入れ物は発泡スチロールではなく、プラスチックのものが使われています。

うどんのような麺の上に、チャーシューが2枚のる「チャーシューメン」。
この組み合わせはあまり見ないかも知れません。
麺は見たままの味で、チャーシューもなかなかのものですが、ラーメン専門店の味を期待してはいけないようです。
たまたまかも知れませんが、店内は無人営業ではなく、お店の方が見回り(?)をされていました。自販機周辺が清潔に保たれているのも、常駐する人がいるためかも知れません。

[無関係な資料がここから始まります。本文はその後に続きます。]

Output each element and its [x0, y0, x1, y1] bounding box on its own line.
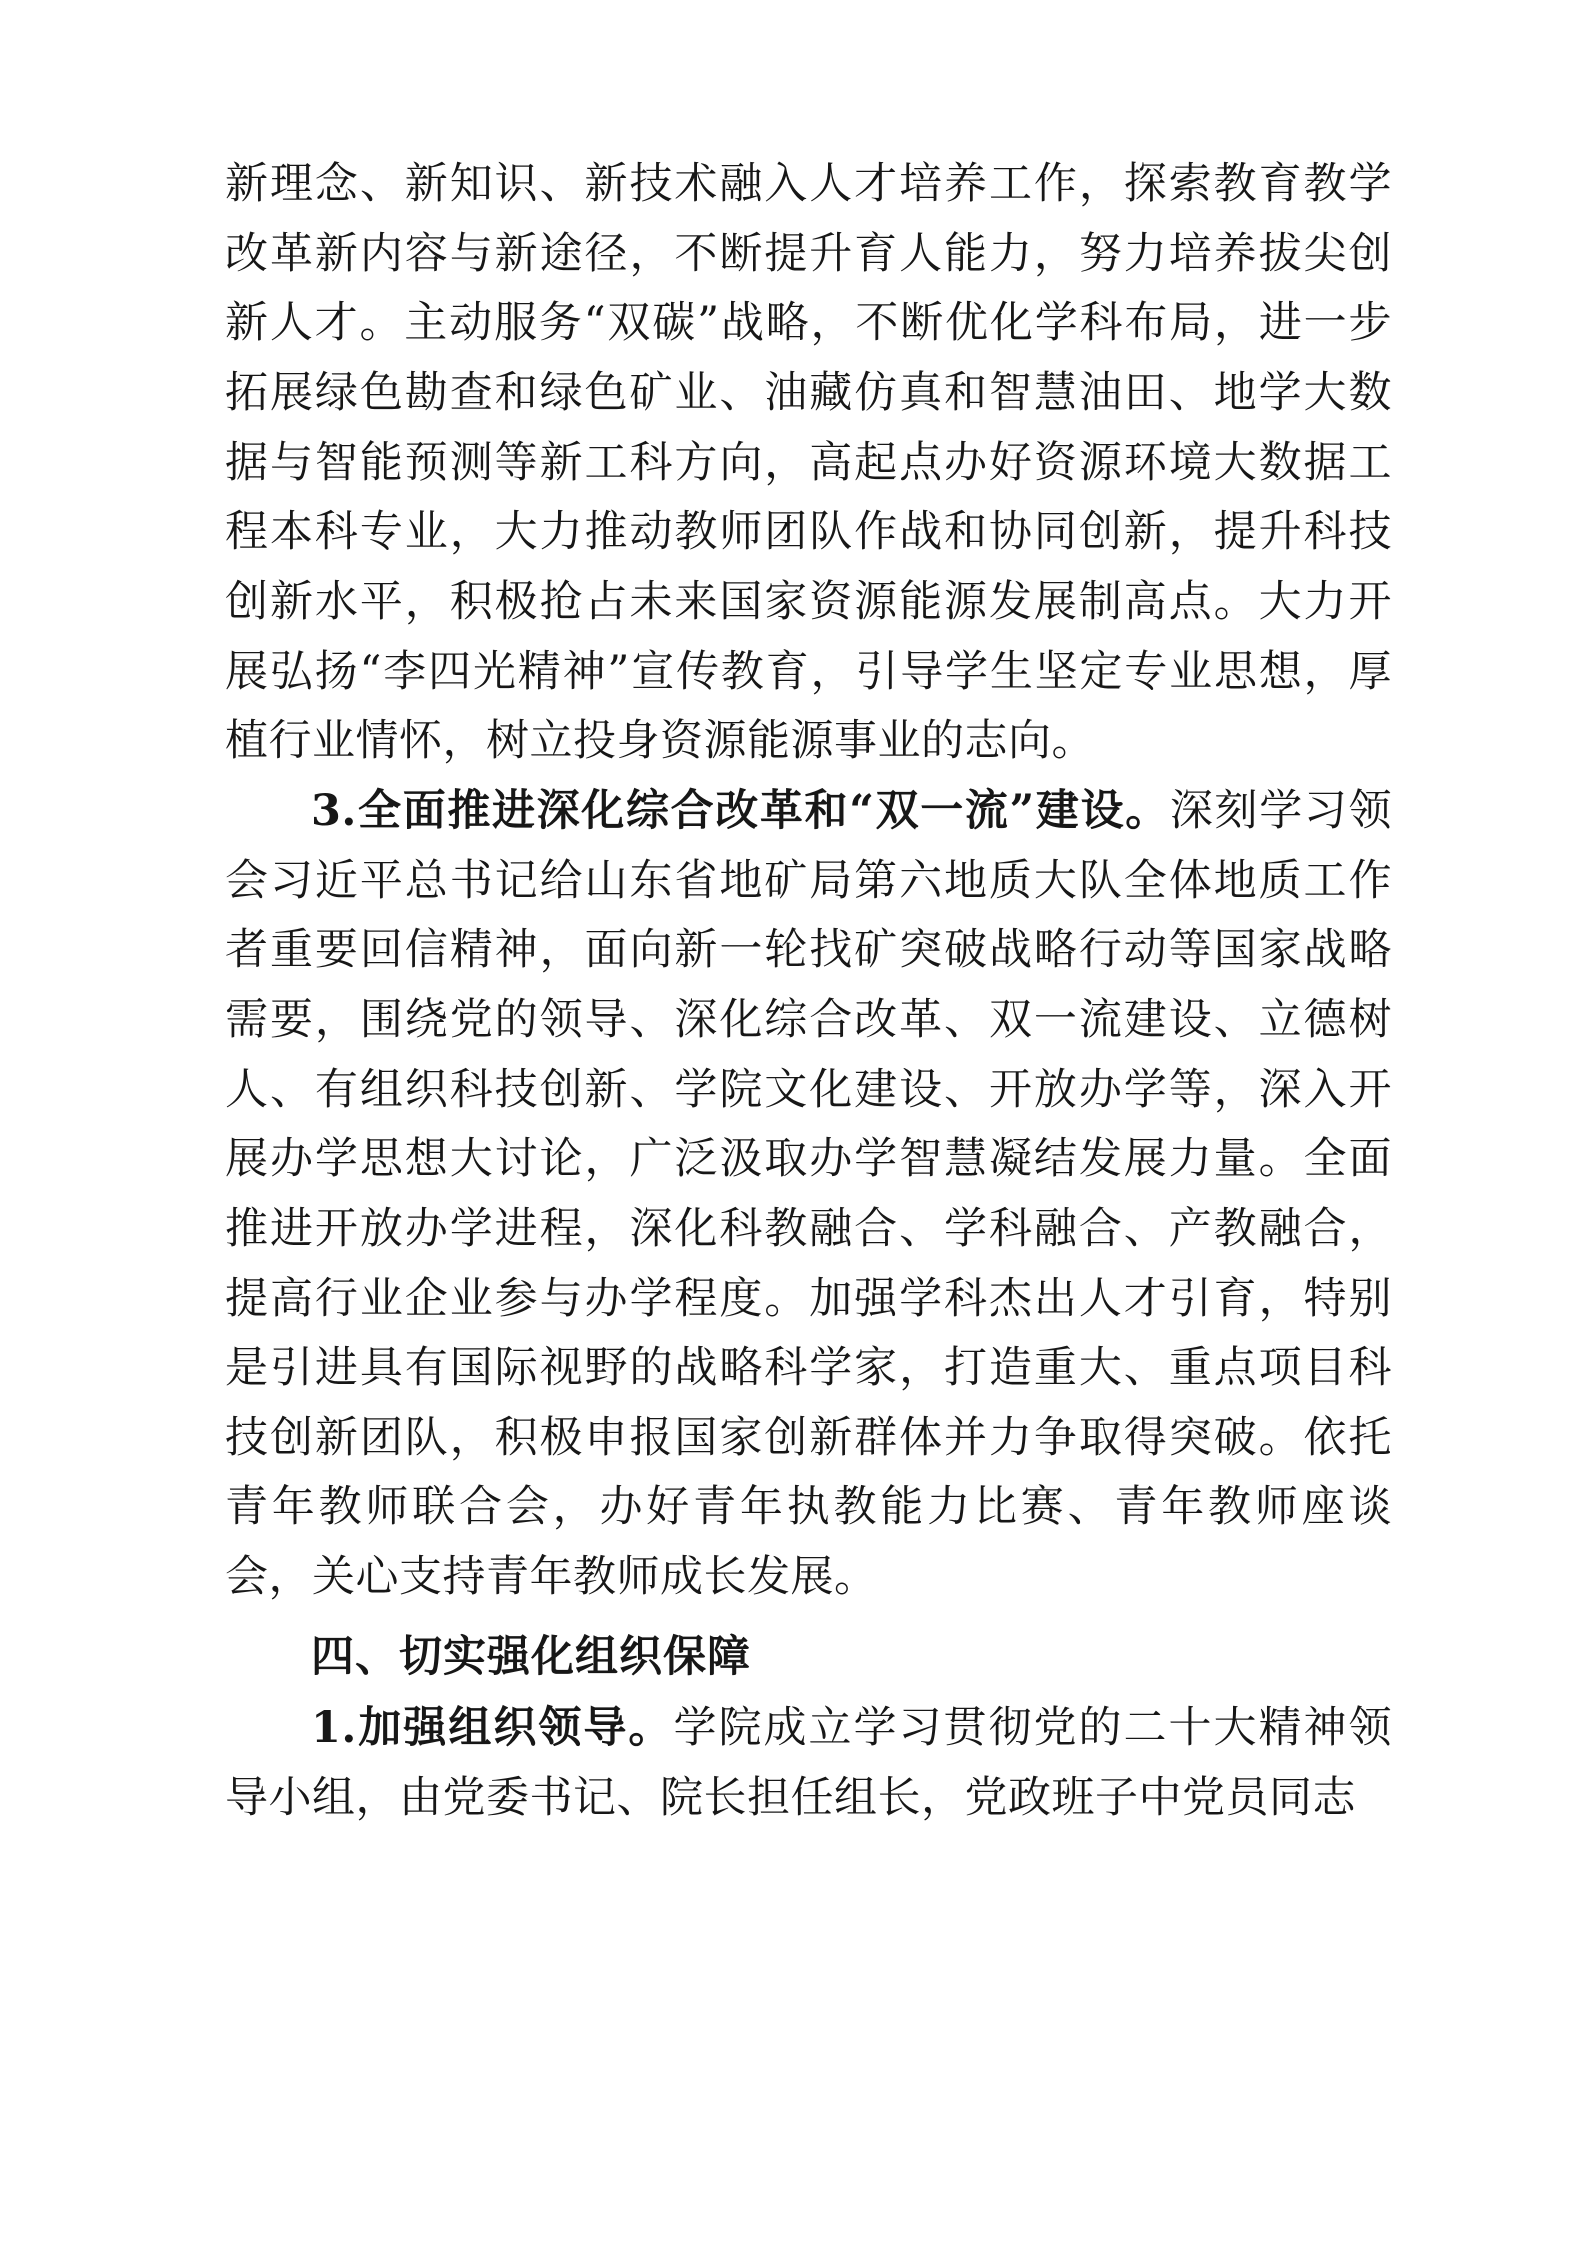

売店では、手作り感満載のオリジナルグッズを販売していたりして、「昭和のドライブイン」を売りにしていることが伺われます。これも人気の理由なのかも知れませんが、商売感が出ているところに鄙びたレトロ感とはまた別なものも感じます。
訪れてみて
こちらはよく整備された自販機コーナーで、夜でも安心して訪れることができました。
全体に昭和感が醸し出され「聖地」と言われるのも納得です。
一方、同じ建物にゲームセンターがあるので、夜も多少の賑やかさがあります。夜の自販機で一人静かにうどんを啜りたい、というのであれば、また別の選択肢もあるかも知れません。
今回は広い店内でゆっくり落ち着いて食べられたことと、多くの自販機を博物館的にいろいろ見られたことが印象に残る訪問でした。
また昼間の雰囲気も見てみたいと思います。